Rainbow Fairy

BASICS OF VERBAL SELF-DEFENSE 201
Lesson 1 - Explanation of Verbal Violence

Son: Don't you even care that I'm failing Algebra because you won't buy me a good calculator?
Mom: Of course I care! I just don't think a calculator should cost $75!
Son: Tony has a $75 calculator, and he's getting straight A's.
Mom: Well, Tony's dad is a doctor; he can afford to waste money on expensive toys. I'm not made of cash, you know. Someone has to work to support this family.
Son: How come my calculator is an "expensive toy," but your new jacket isn't?
Mom: My jacket is none of your business. I'm the adult here, and I'll make the financial decisions for the family!
Son: Well, I think you're making pretty lousy ones. And they're making me fail Algebra.
Mom: You're failing Algebra because you won't do your homework! Maybe if you're grounded for two weeks you'll have enough time to concentrate on your school work!

Well, that went poorly. And very likely, neither of those two people had any idea how they wound up in such a bitter argument. Both of them are left feeling angry and misunderstood.

A wizard needs to be aware of his environment-and that includes his social surroundings. A wizard needs to be a good communicator, one who understands what people really mean, and knows how to get his own meanings across to others. He doesn't get stuck in fights (verbal or physical) that he didn't expect, and he doesn't start conflicts by accident, or just to see how much trouble he can stir up.

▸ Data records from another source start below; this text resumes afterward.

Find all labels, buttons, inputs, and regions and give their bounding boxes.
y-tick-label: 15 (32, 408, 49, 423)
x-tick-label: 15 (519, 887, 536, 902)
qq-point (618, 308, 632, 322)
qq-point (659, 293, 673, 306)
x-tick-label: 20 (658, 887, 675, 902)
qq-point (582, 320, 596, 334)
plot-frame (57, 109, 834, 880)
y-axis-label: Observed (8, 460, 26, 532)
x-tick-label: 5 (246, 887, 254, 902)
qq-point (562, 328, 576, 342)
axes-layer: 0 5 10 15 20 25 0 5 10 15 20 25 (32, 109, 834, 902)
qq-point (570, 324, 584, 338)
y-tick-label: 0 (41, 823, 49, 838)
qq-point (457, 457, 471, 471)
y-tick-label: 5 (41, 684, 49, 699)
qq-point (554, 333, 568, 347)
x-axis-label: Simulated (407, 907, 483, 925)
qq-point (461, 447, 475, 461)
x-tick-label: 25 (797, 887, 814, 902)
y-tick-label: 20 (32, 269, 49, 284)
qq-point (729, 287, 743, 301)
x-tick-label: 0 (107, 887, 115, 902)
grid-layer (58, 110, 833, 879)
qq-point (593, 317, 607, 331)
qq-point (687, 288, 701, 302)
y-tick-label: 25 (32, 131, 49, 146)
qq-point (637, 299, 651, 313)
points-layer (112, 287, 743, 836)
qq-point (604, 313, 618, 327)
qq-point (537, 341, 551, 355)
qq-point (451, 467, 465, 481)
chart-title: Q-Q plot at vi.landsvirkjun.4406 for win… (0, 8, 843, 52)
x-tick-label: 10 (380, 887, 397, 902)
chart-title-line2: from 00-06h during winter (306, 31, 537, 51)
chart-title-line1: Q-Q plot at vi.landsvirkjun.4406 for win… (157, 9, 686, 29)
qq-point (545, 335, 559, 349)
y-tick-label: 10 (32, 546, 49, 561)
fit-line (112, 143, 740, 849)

Son: Don't you even care that I'm failing Algebra because you won't buy me a good calculator?
Mom: Where did you get the idea that I don't care about your grades?
Son: If you did care, you'd get me a calculator that works.
Mom: What kind of calculator do you need?
Son: One of those scientific calculators like Tony has. It does everything! Otherwise I can't do the homework.
Mom: We can't afford a calculator like Tony's right now. Can you work with the scientific calculator on the computer?
Son: I guess so. But that's such a pain.
Mom: I know. But that's what we've got right now. Maybe if I put in a bit of overtime, we'll be able to get it for next semester. Okay?
Son: Okay.

Son is probably not entirely happy with this, either. But the two of them aren't yelling at each other, and the subject of "a better calculator for Algebra" isn't likely to start a screaming match the next time Son brings it up.

Verbal violence is very common in America today; it's not often recognized as a problem, so very few people are looking for solutions to it. Much "schoolyard teasing" is a form of verbal violence, where some kids work to make other kids feel bad about themselves.

The World Verbal Self-Defense League FAQ for Kids talks about what's wrong with this, and what kind of problems can be caused by "just teasing."

Their page about Why You Should Master Verbal Self Defense has a good description of verbal conflict, and why it's important to learn about it. You might think the worst verbal violence is insults, obscenities, and put-downs… but those are crude versions. They're common among children (including teenagers) and people who are so upset they can't think straight, but they aren't the worst or most common attacks. Most verbal attacks are more subtle than that, and aren't as easy to brush aside with, "well, that's just wrong."

Verbal abuse isn't limited by age, race, gender, or social status… some of the worst verbal abusers are people who have no perceived power of their own, so they lash out with their words. Small children are often very adept at this-the four-year-old who says "my REAL Mommy wouldn't MAKE me eat broccoli!" is just as much a verbal attacker as the teacher who says, "Someone who actually WANTED a passing grade wouldn't ALWAYS hand their assignments in LATE."

Just like physical martial arts, a master of verbal self-defense almost never faces direct verbal violence; she's learned to avoid or prevent the situations that cause it. And just like the physical martial arts, a master of it often seems calm, focused, and relaxed, and ready to handle any situation-and these are very much traits a wizard needs to learn.

Task:
DISCUSSION FORUM: List at least 3 examples of verbal violence from different movies or TV shows.